But some residents see the measures as temporary fixes for problems that require structural solutions. In Covelo, parents and community leaders fear that violence is becoming normalized for the town’s youth. “That’s not natural, to have to go to that many funerals in a year,” said Fulwider.
Alarmed by the seeming connection between violence and underage drinking, some community members have pushed for initiatives that would restrict access to alcohol, like stopping its sale on tribal lands or putting a glass case around the bottles at the local grocery store.
For Betts, those precautions – neither of which has been undertaken yet – would save young lives, but the community also needs access to better mental health and family support services. Betts, who is employed by the local housing department, has been behind efforts to expand internship opportunities for local youth. “They want to work,” she said, “but there is no opportunity.”

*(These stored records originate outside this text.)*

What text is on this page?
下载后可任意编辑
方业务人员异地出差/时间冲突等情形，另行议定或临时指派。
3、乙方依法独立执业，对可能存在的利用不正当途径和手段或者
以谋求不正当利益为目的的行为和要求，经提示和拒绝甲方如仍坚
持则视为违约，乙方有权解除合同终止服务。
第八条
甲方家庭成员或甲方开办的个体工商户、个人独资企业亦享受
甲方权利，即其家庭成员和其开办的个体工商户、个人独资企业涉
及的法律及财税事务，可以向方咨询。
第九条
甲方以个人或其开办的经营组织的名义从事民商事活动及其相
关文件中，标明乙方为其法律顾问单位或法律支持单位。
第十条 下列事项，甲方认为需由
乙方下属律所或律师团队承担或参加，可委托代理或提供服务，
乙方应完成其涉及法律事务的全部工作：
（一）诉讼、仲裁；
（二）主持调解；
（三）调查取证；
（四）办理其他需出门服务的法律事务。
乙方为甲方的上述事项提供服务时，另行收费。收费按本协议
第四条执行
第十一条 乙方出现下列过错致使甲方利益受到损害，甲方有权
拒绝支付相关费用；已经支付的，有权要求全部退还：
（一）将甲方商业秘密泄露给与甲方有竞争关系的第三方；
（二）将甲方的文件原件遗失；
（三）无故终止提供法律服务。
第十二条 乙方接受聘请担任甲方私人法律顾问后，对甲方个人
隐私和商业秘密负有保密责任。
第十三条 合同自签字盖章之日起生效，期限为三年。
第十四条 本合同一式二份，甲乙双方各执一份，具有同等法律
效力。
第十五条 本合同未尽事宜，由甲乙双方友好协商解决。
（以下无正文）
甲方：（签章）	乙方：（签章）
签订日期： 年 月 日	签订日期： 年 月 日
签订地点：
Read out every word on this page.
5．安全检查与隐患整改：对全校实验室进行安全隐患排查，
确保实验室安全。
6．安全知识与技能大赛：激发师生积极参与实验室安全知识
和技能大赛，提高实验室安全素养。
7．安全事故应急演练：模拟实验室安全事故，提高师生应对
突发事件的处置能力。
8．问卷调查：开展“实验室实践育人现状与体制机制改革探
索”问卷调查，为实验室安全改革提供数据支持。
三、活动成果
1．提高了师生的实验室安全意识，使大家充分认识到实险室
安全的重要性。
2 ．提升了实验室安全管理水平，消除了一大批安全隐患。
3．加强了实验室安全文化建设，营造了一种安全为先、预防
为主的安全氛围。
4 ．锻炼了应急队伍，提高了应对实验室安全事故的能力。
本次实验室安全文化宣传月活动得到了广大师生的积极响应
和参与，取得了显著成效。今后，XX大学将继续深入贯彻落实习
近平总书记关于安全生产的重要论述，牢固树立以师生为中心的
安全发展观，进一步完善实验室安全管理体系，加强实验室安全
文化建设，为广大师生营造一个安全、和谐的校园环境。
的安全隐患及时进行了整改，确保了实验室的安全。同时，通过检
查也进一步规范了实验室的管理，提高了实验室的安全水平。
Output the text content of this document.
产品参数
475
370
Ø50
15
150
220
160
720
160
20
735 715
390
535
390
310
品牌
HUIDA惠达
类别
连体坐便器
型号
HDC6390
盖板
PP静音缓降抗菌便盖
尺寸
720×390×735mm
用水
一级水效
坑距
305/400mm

Gorman says schools also have a responsibility to teach non-violence to their students. Gorman recounted a second grader who was found holding scissors with which they planned to hurt themselves. “She wanted to harm herself to go visit Ruby,” he said. “Kids at a small age are being affected by it.”
At Round Valley high school, emotions were “still very raw” as students and faculty prepared for graduation in early June – an event where, for the first time, sheriff’s deputies were in attendance. “It’s been very traumatic,” said Kelda Britton, the school’s principal.
Russell, who has two small children, expresses concern about keeping her family in Covelo. “I think raising kids in a really small community and knowing that young people were killed in such violent ways, makes it really scary to think about raising my kids here,” she said.
Fulwider, meanwhile, says she reminds her children that they’re “not immortal”, and thinks of how far Montelongo had worked to overcome the challenges that life had dealt her.
“Ruby wasn’t perfect. She wasn’t innocent,” said Fulwider. “But she deserved to come home that night.”